J’ai trouvé la règle peu claire pour ma part, mais en réalité le jeu est extrêmement simple (sautez le paragraphe suivant si les détails vous indiffèrent) :
il y a 32 cartes divisées en 7 types présentes chacune en 10, 4 ou 2 exemplaires, et valant entre 1 et 5 points. On les distribue toutes aux joueurs.
A son tour, un joueur « attaque » en jouant une carte face visible. Le suivant peut choisir de « défendre » en jouant la même, ou de passer s’il ne veut/peut pas. S’il « défend », c’est à son tour d’attaquer en jouant une carte face visible, etc.
Si aucun autre joueur n’a défendu contre une attaque, l’assaillant peut redémarrer en commençant par se débarrasser d’une carte face cachée avant d’attaquer.
Le premier joueur à vider sa main marque les points correspondant à sa dernière carte.
Seule subtilité: l’impératrice est un « atout » qui peut défendre contre les autres types de cartes (sauf le plus commun!), et si on parvient à terminer en jouant 2 cartes identiques (la carte « bonus » face cachée suite à une attaque défendue par personne, + sa dernière carte d’attaque), on double son score.
La première équipe à 15 points a gagné.
C’est un jeu de plis assez basique, mais le nombre d’infos et de règles très limité fait que même les enfants (8+ ans) peuvent le maîtriser. La main de départ et le hasard de la distribution égalisent un peu les chances et leur permettront de faire jeu égal avec les joueurs plus expérimentés.

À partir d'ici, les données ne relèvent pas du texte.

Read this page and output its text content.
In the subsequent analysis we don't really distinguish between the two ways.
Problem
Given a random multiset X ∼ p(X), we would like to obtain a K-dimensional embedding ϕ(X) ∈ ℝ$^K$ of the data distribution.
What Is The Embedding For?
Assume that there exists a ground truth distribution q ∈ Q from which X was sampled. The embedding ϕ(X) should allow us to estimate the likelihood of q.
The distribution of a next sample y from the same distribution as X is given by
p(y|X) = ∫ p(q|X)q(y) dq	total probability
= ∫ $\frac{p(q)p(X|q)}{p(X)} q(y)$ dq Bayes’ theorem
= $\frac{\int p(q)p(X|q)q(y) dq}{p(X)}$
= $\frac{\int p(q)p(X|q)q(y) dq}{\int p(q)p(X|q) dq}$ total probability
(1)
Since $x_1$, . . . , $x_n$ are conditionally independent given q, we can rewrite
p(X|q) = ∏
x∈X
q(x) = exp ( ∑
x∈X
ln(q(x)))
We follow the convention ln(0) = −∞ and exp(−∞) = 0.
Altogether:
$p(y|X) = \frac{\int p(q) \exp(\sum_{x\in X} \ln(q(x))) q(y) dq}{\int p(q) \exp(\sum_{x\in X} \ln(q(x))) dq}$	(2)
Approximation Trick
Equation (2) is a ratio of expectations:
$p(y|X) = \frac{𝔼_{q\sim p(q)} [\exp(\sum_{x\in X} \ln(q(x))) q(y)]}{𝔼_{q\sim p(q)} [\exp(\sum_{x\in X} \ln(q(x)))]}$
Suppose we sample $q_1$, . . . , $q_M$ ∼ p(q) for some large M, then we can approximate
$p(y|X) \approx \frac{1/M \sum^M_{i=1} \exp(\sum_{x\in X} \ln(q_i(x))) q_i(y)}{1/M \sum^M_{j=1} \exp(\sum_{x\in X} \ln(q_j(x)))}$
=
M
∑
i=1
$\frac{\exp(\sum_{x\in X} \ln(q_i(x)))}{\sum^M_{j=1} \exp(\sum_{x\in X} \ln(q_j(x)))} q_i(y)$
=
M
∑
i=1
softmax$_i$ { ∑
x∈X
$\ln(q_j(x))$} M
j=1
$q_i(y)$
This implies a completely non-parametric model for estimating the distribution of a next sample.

Mais au final, le fait que les cartes soient en nombre différent et l’usage spécifique de l’atout font que le jeu garde un certain intérêt tactique, surtout en 2x2 quand il faut réfléchir à passer ou non sur une attaque de son coéquipier.
Bref, un bon petit jeu tout simple mais qui passe avec tous les publics. L’esthétique « L’ASIE ET SES MYSTERES » est un peu too much, mais au moins ça change du « cartoon rondouillard » sus-cité.